Diplomatik kaynaklardan edinilen bilgilere göre, Türkiye, İstanbul Zirvesi'ni beklentilerinden de fazlasını elde ederek noktaladı.
Yaklaşık 6 aydır sürdürülen yoğun çalışma sonucunda Dışişleri Bakanlığı yetkilileri tarafından toplantıya götürülen metin, ufak tefek değişikliklerle zirvenin sonuç bildirisi haline geldi. Türkiye'nin İKÖ Genel Sekreter Adayı Ekmeleddin İhsanoğlu'nun, Suudi Arabistan ve Mısır'ın yoğun lobi faaliyetlerine rağmen 56 üye ülkenin 32'sinden oy alarak Genel Sekreter olması da diplomatik çevreler tarafından 'zafer' olarak nitelendiriliyor. İKÖ'nün tek laik ülkesi olan Türkiye'nin teklifi ile Genel Sekreter'in teamüller dışında seçimle göreve getirilmesi ise İKÖ'de 'deprem' etkisi yaptı.

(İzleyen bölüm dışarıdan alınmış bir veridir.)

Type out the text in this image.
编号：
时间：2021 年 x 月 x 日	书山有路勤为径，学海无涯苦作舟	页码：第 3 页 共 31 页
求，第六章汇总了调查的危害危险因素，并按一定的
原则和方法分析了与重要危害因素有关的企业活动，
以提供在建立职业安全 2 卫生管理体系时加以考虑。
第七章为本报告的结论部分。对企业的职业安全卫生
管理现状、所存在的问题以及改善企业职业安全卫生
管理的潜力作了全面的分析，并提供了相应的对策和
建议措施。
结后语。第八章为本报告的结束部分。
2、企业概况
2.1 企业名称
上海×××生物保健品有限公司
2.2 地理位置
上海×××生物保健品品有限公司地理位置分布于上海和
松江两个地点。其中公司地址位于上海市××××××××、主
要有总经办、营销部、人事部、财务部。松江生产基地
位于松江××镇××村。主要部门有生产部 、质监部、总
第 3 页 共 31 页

Toplantıya katılan Türk delegasyonundan bir yetkili, Uganda heyetinin "Hayatımızda ilk defa oy kullandık" şeklinde ifadeler kullandığını belirterek, Türkiye'nin adayına karşı çıkan ülkelerin bile Ankara'ya, toplantıya ilişkin teşekkürlerini ilettiğini söyledi. Ankara, bundan sonraki süreçte hem bir senelik Dönem Başkanlığı, hem de İhsanoğlu'nun üslendiği genel sekreterlik avantajı ile İKÖ'yü yeniden işlevsel bir uluslararası örgüt haline getirmek için çalışmalara başladı. Bu amaçla, Dışişleri Bakanlığı bünyesinde bulunan ancak faaliyetleri durdurulan 'İKÖ Dairesi'ni yeniden işler hale getirecek olan Ankara, İKÖ'yü dünya kamuoyu nezdinde sözü geçen güçlü bir örgüt haline getirmek istiyor.
Dışişleri Bakanlığı'ndan bir yetkili, bu çalışmalara ilişkin yaptığı değerlendirmede, "İslam ülkeleri dünyada hiçbir şey olmamış gibi
davranıyor, kendi alemlerinde yaşıyorlar. Herkesin gerçeklerle yüzleşmesinin vakti geldi. İslam alemi içinde ciddi birtakım problemler var. Büyük bir coğrafyayı temsil eden İKÖ gibi bir teşkilat bugünkünden daha farklı davranmalı, dünya ve bölge gündemine sahip çıkmalı. Amaç, İKÖ'yü bölgesel ve uluslararası sorunların nasıl çözülebileceğini düşünen bir teşkilatı oluşturmak ve onu işler hale getirmek" ifadelerini kullanıyor.